Now I do withdraw a few inches. But no one has said they aren’t afraid of me before. None of the students here, none of the teachers, not my mom, not even Master Pirro. Just this girl I barely know. “Why not?” I ask, unsure I want to hear the answer.
“You stand between the earth and the sky,” she says, echoing my own thoug
hts. “So do I.”
That feeling of knotting fate my mom told me about is hot around me, and Astrid presents such a certainty, as if she knows all the possible outcomes. As if she’s really not afraid. I want to be unafraid, too. I want to, but I can’t. I remember what happened to my dad. I say, “It’s a dangerous place to be.”

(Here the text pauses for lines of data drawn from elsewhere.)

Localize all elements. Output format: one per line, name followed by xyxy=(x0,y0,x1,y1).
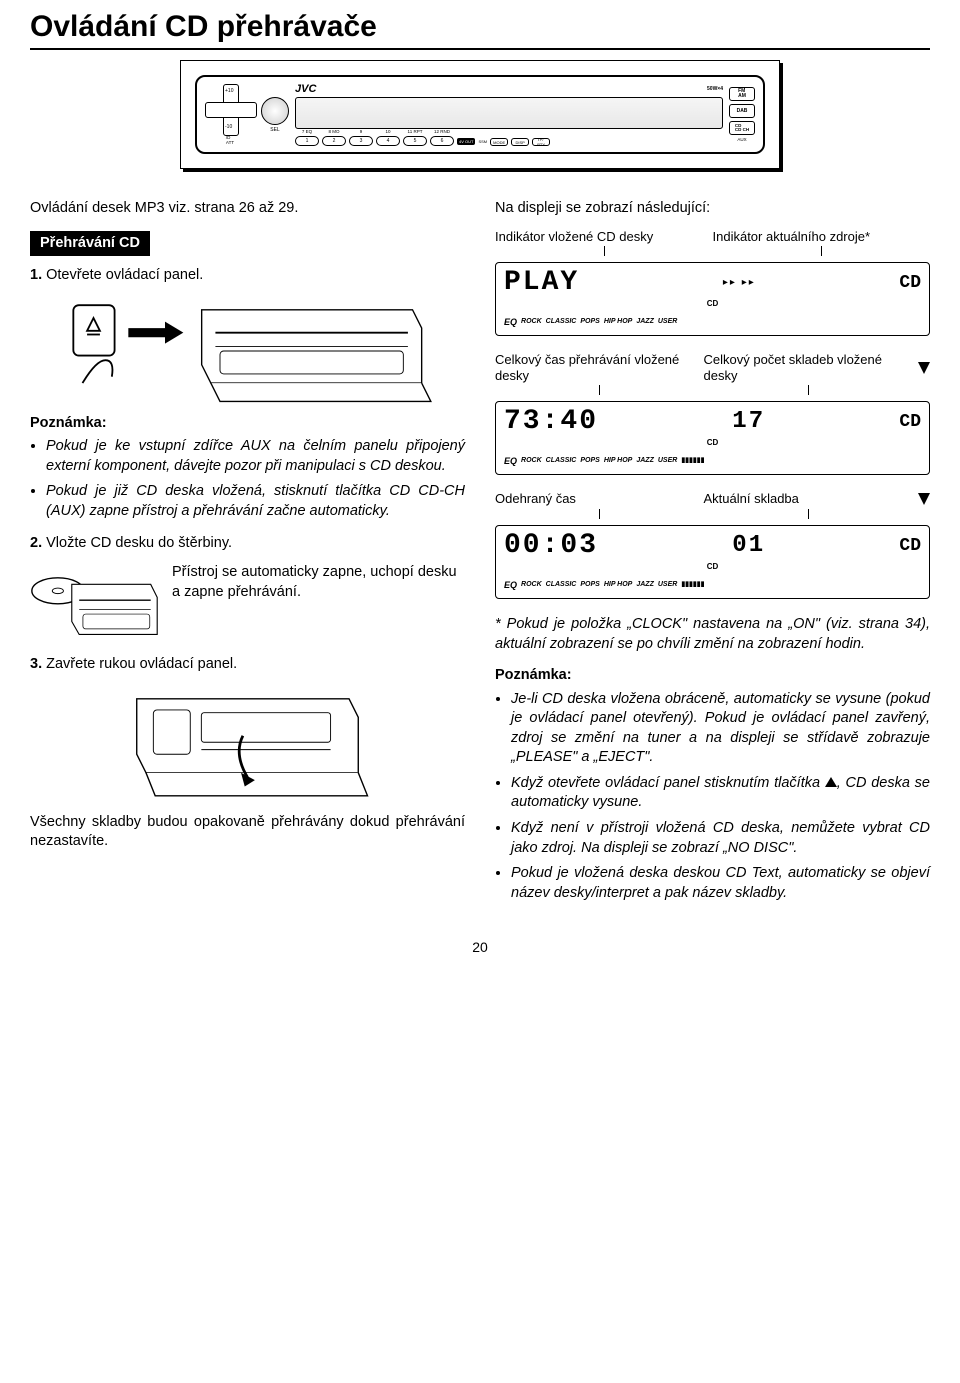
right-column: Na displeji se zobrazí následující: Indi… xyxy=(495,199,930,915)
step-2-row: Přístroj se automaticky zapne, uchopí de… xyxy=(30,563,465,643)
disp2-left-label: Celkový čas přehrávání vložené desky xyxy=(495,352,704,383)
play-cd: CD xyxy=(899,271,921,295)
radio-faceplate: +10 -10 /D ATT SEL JVC 50W×4 7 EQ 8 MO 9… xyxy=(195,75,765,154)
volume-knob xyxy=(261,97,289,125)
note2-bullets: Je-li CD deska vložena obráceně, automat… xyxy=(511,690,930,904)
note2-bullet-2: Když otevřete ovládací panel stisknutím … xyxy=(511,774,930,813)
total-tracks: 17 xyxy=(732,410,765,434)
num-button: 1 xyxy=(295,136,319,146)
left-column: Ovládání desek MP3 viz. strana 26 až 29.… xyxy=(30,199,465,915)
note-bullet-2: Pokud je již CD deska vložená, stisknutí… xyxy=(46,482,465,521)
total-time: 73:40 xyxy=(504,408,598,436)
illustration-open-panel xyxy=(30,296,465,406)
disp3-left-label: Odehraný čas xyxy=(495,491,704,507)
step-2-text: Vložte CD desku do štěrbiny. xyxy=(46,535,232,551)
disp3-right-label: Aktuální skladba xyxy=(704,491,913,507)
num-button: 6 xyxy=(430,136,454,146)
mini-button-row: MODE DISP TP/ PTY xyxy=(490,138,550,146)
step-2-num: 2. xyxy=(30,535,42,551)
current-cd: CD xyxy=(899,534,921,558)
step-1-text: Otevřete ovládací panel. xyxy=(46,267,203,283)
note2-bullet-1: Je-li CD deska vložena obráceně, automat… xyxy=(511,690,930,768)
num-button: 5 xyxy=(403,136,427,146)
mode-button: MODE xyxy=(490,138,508,146)
out-label: 4V OUT xyxy=(457,138,475,145)
disp2-right-label: Celkový počet skladeb vložené desky xyxy=(704,352,913,383)
display-play: PLAY ▸▸ ▸▸ CD CD EQ ROCK CLASSIC POPS HI… xyxy=(495,262,930,336)
num-button: 4 xyxy=(376,136,400,146)
down-arrow-icon xyxy=(918,362,930,374)
fmam-button: FM AM xyxy=(729,87,755,101)
star-note: * Pokud je položka „CLOCK" nastavena na … xyxy=(495,615,930,654)
power-label: 50W×4 xyxy=(707,86,723,92)
disp1-left-label: Indikátor vložené CD desky xyxy=(495,229,713,245)
step-2-aside: Přístroj se automaticky zapne, uchopí de… xyxy=(172,563,465,602)
illustration-close-panel xyxy=(30,685,465,805)
step-3-num: 3. xyxy=(30,656,42,672)
display-current: 00:03 01 CD CD EQ ROCK CLASSIC POPS HIP … xyxy=(495,525,930,599)
note2-bullet-3: Když není v přístroji vložená CD deska, … xyxy=(511,819,930,858)
brand-label: JVC xyxy=(295,83,316,95)
note-bullet-1: Pokud je ke vstupní zdířce AUX na čelním… xyxy=(46,437,465,476)
display-total: 73:40 17 CD CD EQ ROCK CLASSIC POPS HIP … xyxy=(495,401,930,475)
page-number: 20 xyxy=(30,939,930,955)
total-cd: CD xyxy=(899,410,921,434)
eq-row-3: EQ ROCK CLASSIC POPS HIP HOP JAZZ USER ▮… xyxy=(504,579,921,591)
mp3-intro: Ovládání desek MP3 viz. strana 26 až 29. xyxy=(30,199,465,219)
note2-bullet-4: Pokud je vložená deska deskou CD Text, a… xyxy=(511,864,930,903)
play-text: PLAY xyxy=(504,269,579,297)
dab-button: DAB xyxy=(729,104,755,118)
cd-icon-1: CD xyxy=(504,299,921,310)
step-2: 2. Vložte CD desku do štěrbiny. xyxy=(30,534,465,554)
note2-title: Poznámka: xyxy=(495,666,930,686)
lcd-screen xyxy=(295,97,723,129)
dpad-up-label: +10 xyxy=(225,88,233,94)
cd-button: CD CD CH xyxy=(729,121,755,135)
cd-icon-2: CD xyxy=(504,438,921,449)
display-group-current: Odehraný čas Aktuální skladba 00:03 01 C… xyxy=(495,491,930,599)
cd-icon-3: CD xyxy=(504,562,921,573)
eq-row-1: EQ ROCK CLASSIC POPS HIP HOP JAZZ USER xyxy=(504,316,921,328)
replay-text: Všechny skladby budou opakovaně přehrává… xyxy=(30,813,465,852)
display-group-total: Celkový čas přehrávání vložené desky Cel… xyxy=(495,352,930,475)
elapsed-time: 00:03 xyxy=(504,532,598,560)
radio-illustration-frame: +10 -10 /D ATT SEL JVC 50W×4 7 EQ 8 MO 9… xyxy=(180,60,780,169)
source-buttons: FM AM DAB CD CD CH xyxy=(729,87,755,135)
tp-pty-button: TP/ PTY xyxy=(532,138,550,146)
ssm-label: SSM xyxy=(478,139,487,144)
step-1: 1. Otevřete ovládací panel. xyxy=(30,266,465,286)
step-3-text: Zavřete rukou ovládací panel. xyxy=(46,656,237,672)
disp1-right-label: Indikátor aktuálního zdroje* xyxy=(713,229,931,245)
disp-button: DISP xyxy=(511,138,529,146)
page-title: Ovládání CD přehrávače xyxy=(30,10,930,50)
num-button: 2 xyxy=(322,136,346,146)
illustration-insert-cd xyxy=(30,563,160,643)
display-intro: Na displeji se zobrazí následující: xyxy=(495,199,930,219)
display-group-play: Indikátor vložené CD desky Indikátor akt… xyxy=(495,229,930,337)
sel-label: SEL xyxy=(270,127,279,133)
down-arrow-icon xyxy=(918,493,930,505)
dpad: +10 -10 xyxy=(205,84,255,134)
note-bullets: Pokud je ke vstupní zdířce AUX na čelním… xyxy=(46,437,465,521)
step-3: 3. Zavřete rukou ovládací panel. xyxy=(30,655,465,675)
aux-label: AUX xyxy=(737,137,746,142)
lcd-column: JVC 50W×4 7 EQ 8 MO 9 10 11 RPT 12 RND 1… xyxy=(295,83,723,146)
content-columns: Ovládání desek MP3 viz. strana 26 až 29.… xyxy=(30,199,930,915)
step-1-num: 1. xyxy=(30,267,42,283)
section-tab-playback: Přehrávání CD xyxy=(30,231,150,257)
play-arrows: ▸▸ ▸▸ xyxy=(723,276,756,290)
dpad-down-label: -10 xyxy=(225,124,232,130)
eq-row-2: EQ ROCK CLASSIC POPS HIP HOP JAZZ USER ▮… xyxy=(504,455,921,467)
num-button-labels: 7 EQ 8 MO 9 10 11 RPT 12 RND xyxy=(295,129,723,134)
num-button-row: 1 2 3 4 5 6 4V OUT SSM MODE DISP TP/ PTY xyxy=(295,136,723,146)
eject-icon xyxy=(825,777,837,787)
note-title: Poznámka: xyxy=(30,414,465,434)
num-button: 3 xyxy=(349,136,373,146)
current-track: 01 xyxy=(732,534,765,558)
att-label: /D ATT xyxy=(226,136,234,145)
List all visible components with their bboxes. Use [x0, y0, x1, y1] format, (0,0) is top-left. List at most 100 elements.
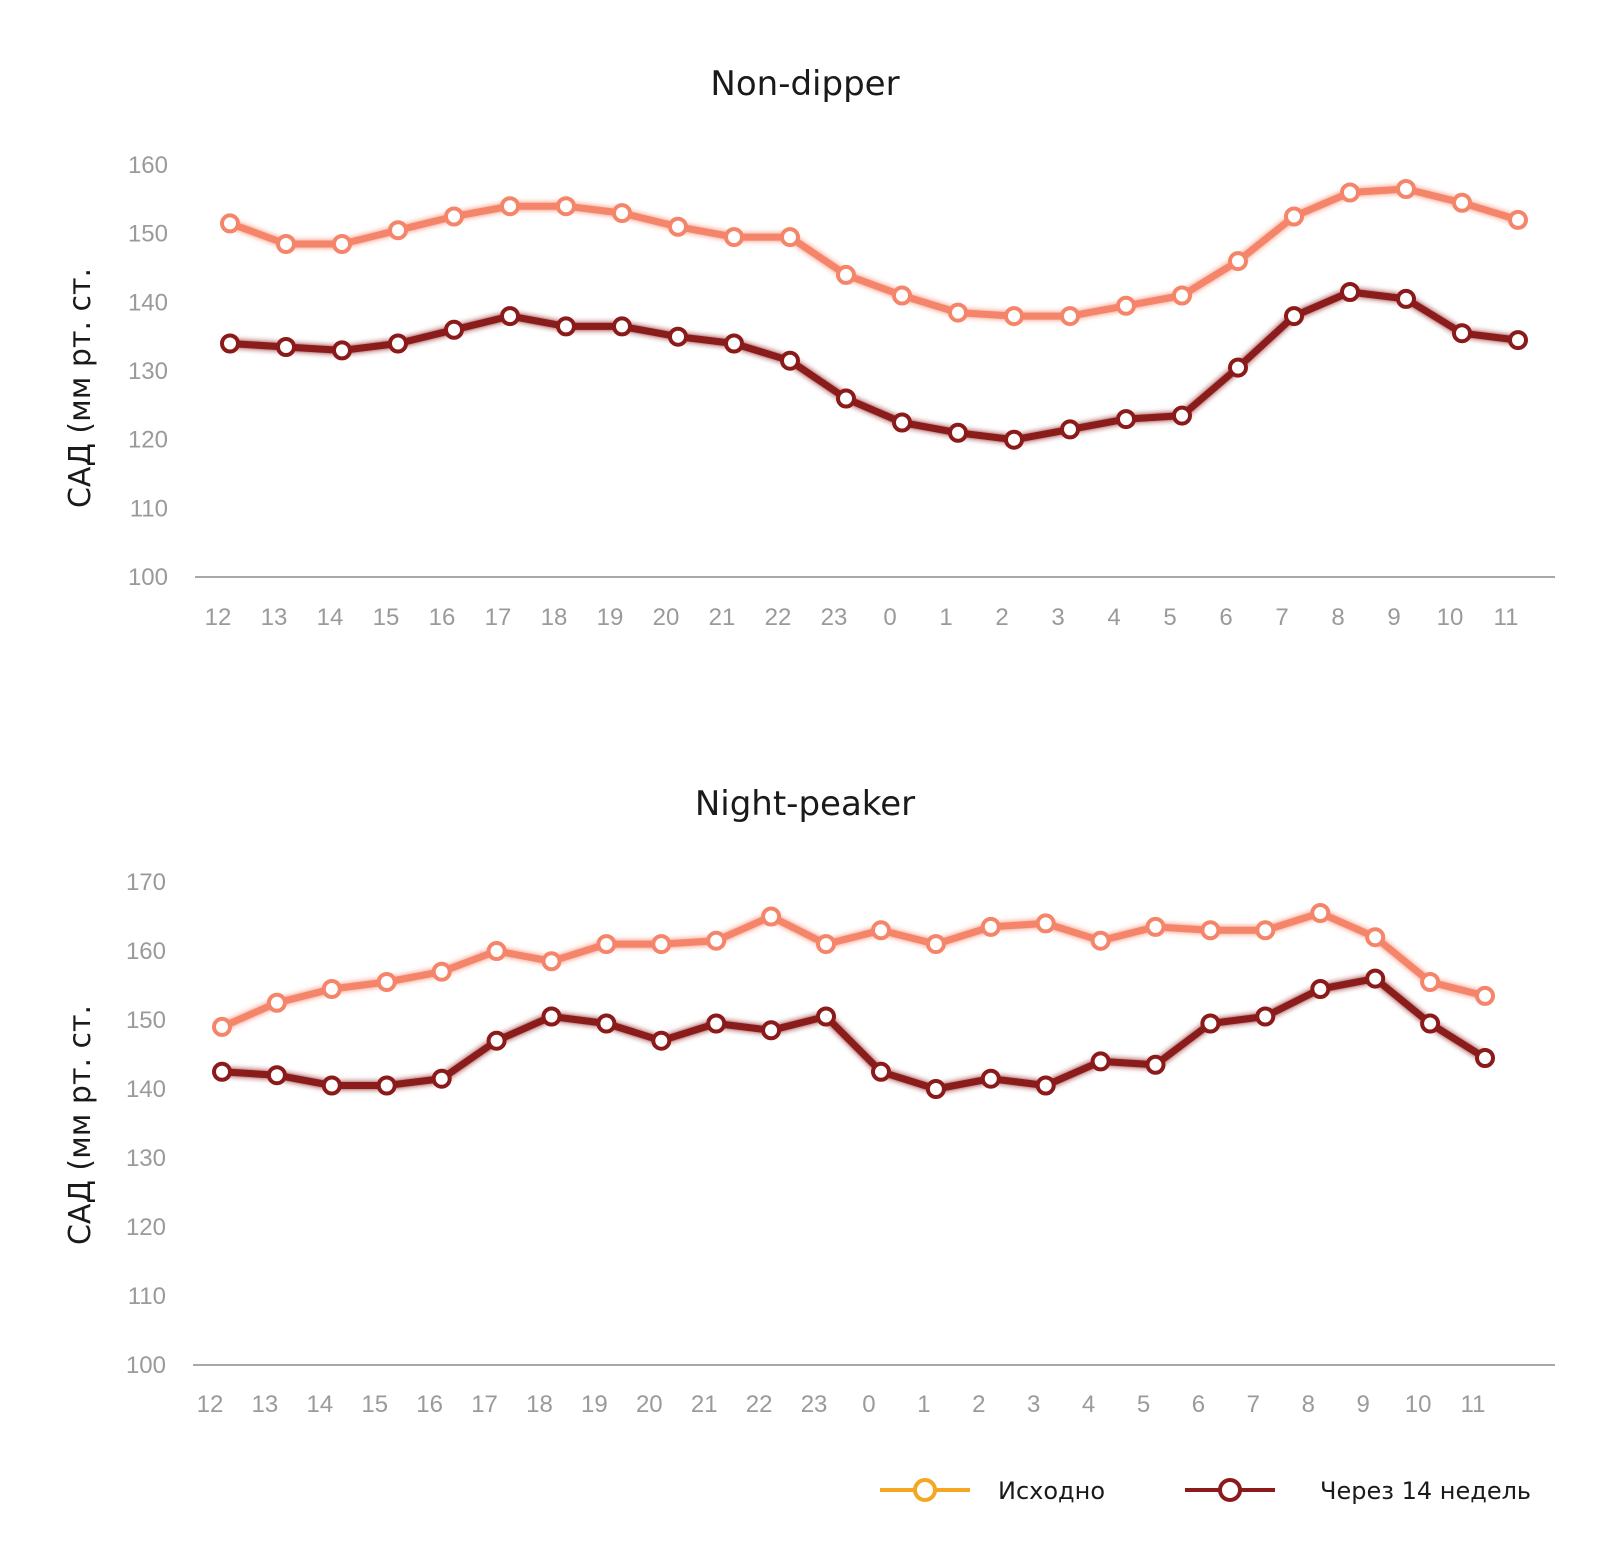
data-point-after-14-weeks [321, 1075, 342, 1096]
data-point-baseline [276, 234, 296, 254]
data-point-after-14-weeks [836, 388, 856, 409]
data-point-after-14-weeks [816, 1006, 836, 1027]
x-tick-label: 12 [205, 604, 232, 631]
data-point-baseline [1284, 206, 1304, 227]
data-point-baseline [1172, 285, 1192, 306]
data-point-after-14-weeks [1340, 282, 1360, 302]
data-point-after-14-weeks [1452, 323, 1472, 344]
y-axis-label: САД (мм рт. ст. [63, 1005, 98, 1245]
series-group [212, 903, 1495, 1099]
y-tick-label: 110 [130, 495, 168, 522]
x-tick-label: 21 [691, 1391, 718, 1418]
legend-marker-icon [913, 1478, 937, 1502]
x-tick-label: 0 [883, 604, 896, 631]
data-point-baseline [1004, 306, 1024, 327]
data-point-baseline [836, 264, 856, 285]
data-point-after-14-weeks [724, 333, 744, 354]
y-tick-label: 160 [126, 938, 166, 965]
data-point-after-14-weeks [556, 316, 576, 337]
x-tick-label: 11 [1461, 1391, 1486, 1418]
data-point-after-14-weeks [500, 306, 520, 327]
data-point-baseline [1365, 927, 1386, 948]
legend-label: Через 14 недель [1320, 1477, 1531, 1505]
data-point-after-14-weeks [1228, 357, 1248, 378]
data-point-after-14-weeks [612, 316, 632, 337]
x-tick-label: 15 [373, 604, 400, 631]
data-point-baseline [925, 934, 946, 955]
legend-item-baseline: Исходно [880, 1477, 1105, 1505]
data-point-after-14-weeks [266, 1065, 287, 1086]
data-point-after-14-weeks [541, 1006, 562, 1027]
x-tick-label: 10 [1437, 604, 1464, 631]
data-point-baseline [388, 220, 408, 241]
y-tick-label: 150 [128, 221, 168, 248]
x-tick-label: 22 [746, 1391, 773, 1418]
data-point-baseline [486, 941, 507, 961]
x-tick-label: 14 [306, 1391, 333, 1418]
x-tick-label: 9 [1387, 604, 1400, 631]
data-point-after-14-weeks [925, 1079, 946, 1099]
x-tick-label: 8 [1331, 604, 1344, 631]
data-point-baseline [220, 213, 240, 234]
series-group [220, 179, 1528, 450]
x-tick-label: 1 [939, 604, 952, 631]
data-point-baseline [706, 930, 727, 951]
data-point-after-14-weeks [220, 333, 240, 354]
data-point-after-14-weeks [1396, 288, 1416, 309]
data-point-baseline [668, 216, 688, 237]
series-line-after-14-weeks [218, 975, 1489, 1093]
data-point-baseline [1090, 930, 1111, 951]
y-tick-labels: 100 110 120 130 140 150 160 170 [126, 869, 166, 1379]
x-tick-label: 1 [917, 1391, 930, 1418]
data-point-baseline [1475, 985, 1495, 1006]
data-point-baseline [1396, 179, 1416, 199]
x-tick-label: 11 [1494, 604, 1519, 631]
data-point-baseline [1420, 972, 1441, 992]
data-point-baseline [892, 285, 912, 306]
y-tick-label: 100 [126, 1352, 166, 1379]
legend-label: Исходно [998, 1477, 1105, 1505]
data-point-baseline [1145, 916, 1166, 937]
data-point-baseline [596, 934, 617, 955]
data-point-after-14-weeks [1060, 419, 1080, 440]
data-point-baseline [444, 206, 464, 227]
x-tick-label: 19 [581, 1391, 608, 1418]
data-point-after-14-weeks [871, 1061, 891, 1082]
data-point-baseline [1035, 913, 1056, 934]
data-point-baseline [980, 916, 1001, 937]
data-point-after-14-weeks [332, 340, 352, 361]
data-point-after-14-weeks [651, 1030, 672, 1051]
data-point-baseline [1116, 295, 1136, 316]
data-point-baseline [1200, 920, 1221, 941]
legend-marker-icon [1218, 1478, 1242, 1502]
x-tick-label: 5 [1137, 1391, 1150, 1418]
data-point-after-14-weeks [706, 1013, 727, 1034]
data-point-baseline [321, 979, 342, 999]
data-point-baseline [500, 196, 520, 217]
y-tick-label: 110 [128, 1283, 166, 1310]
data-point-after-14-weeks [780, 350, 800, 371]
x-tick-label: 10 [1405, 1391, 1432, 1418]
x-tick-label: 16 [416, 1391, 443, 1418]
data-point-after-14-weeks [1255, 1006, 1276, 1027]
data-point-baseline [1508, 209, 1528, 230]
data-point-after-14-weeks [1365, 968, 1386, 989]
data-point-baseline [780, 227, 800, 248]
data-point-after-14-weeks [276, 337, 296, 357]
y-tick-label: 130 [126, 1145, 166, 1172]
data-point-baseline [376, 972, 397, 992]
data-point-baseline [948, 302, 968, 323]
x-tick-label: 3 [1051, 604, 1064, 631]
x-tick-label: 20 [636, 1391, 663, 1418]
x-tick-label: 7 [1275, 604, 1288, 631]
chart-title: Non-dipper [710, 64, 899, 104]
x-tick-label: 12 [197, 1391, 224, 1418]
x-tick-label: 5 [1163, 604, 1176, 631]
y-tick-label: 100 [128, 564, 168, 591]
data-point-after-14-weeks [980, 1068, 1001, 1089]
data-point-baseline [1340, 182, 1360, 203]
data-point-after-14-weeks [668, 326, 688, 347]
data-point-after-14-weeks [486, 1030, 507, 1051]
data-point-baseline [816, 934, 836, 955]
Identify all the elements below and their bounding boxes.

“Which is why I want help. Why I need you.” Astrid takes my wrists, curls her fingers around them. Her skin seems to send ropes of cold up through my bones. The frenzy leaps in my chest, or I tell myself that’s what it is: only the frenzy reacting to a seether, and not just me wanting this girl to keep talking to me. To keep holding my hands.
“Soren.” She squeezes her fingers against my pulse. “Tonight will you help me build my fire, and stand ready while I dance?” Her voice is a whisper, mingling with the wind through the valley meadow.
I nod, unable to speak the words pressing against my teeth.
As the sun sets, Astrid and I sneak out of our dorm rooms and meet at Sigurd’s fountain. She carries a leather bag strapped over her shoulder and I have my own sharp spear. Together we walk into the darkness, toward the academy burial hill. As we climb the barrow, a slice of moon teases us with scant light, and the buildings of the academy below us are like dollhouses.
I stand, watching the shadows that press toward the campus. Every window blazes. It’s a separate world in those school buildings, shallow and easy and full of hope. Normal. Nothing like the chaos out here.
Unrolling the leather seething kit, Astrid removes two thin vials and a pouch of seeds. One vial contains lighter fluid, with which she lights a small fire made of yew branches swiped from the Great Hall. Their acrid scent sharpens the night for me. Astrid spills the oily contents of the second vial onto her fingers. She draws runes on her forehead and in the palms of her hands. I smell something heady and sweet like honey soda.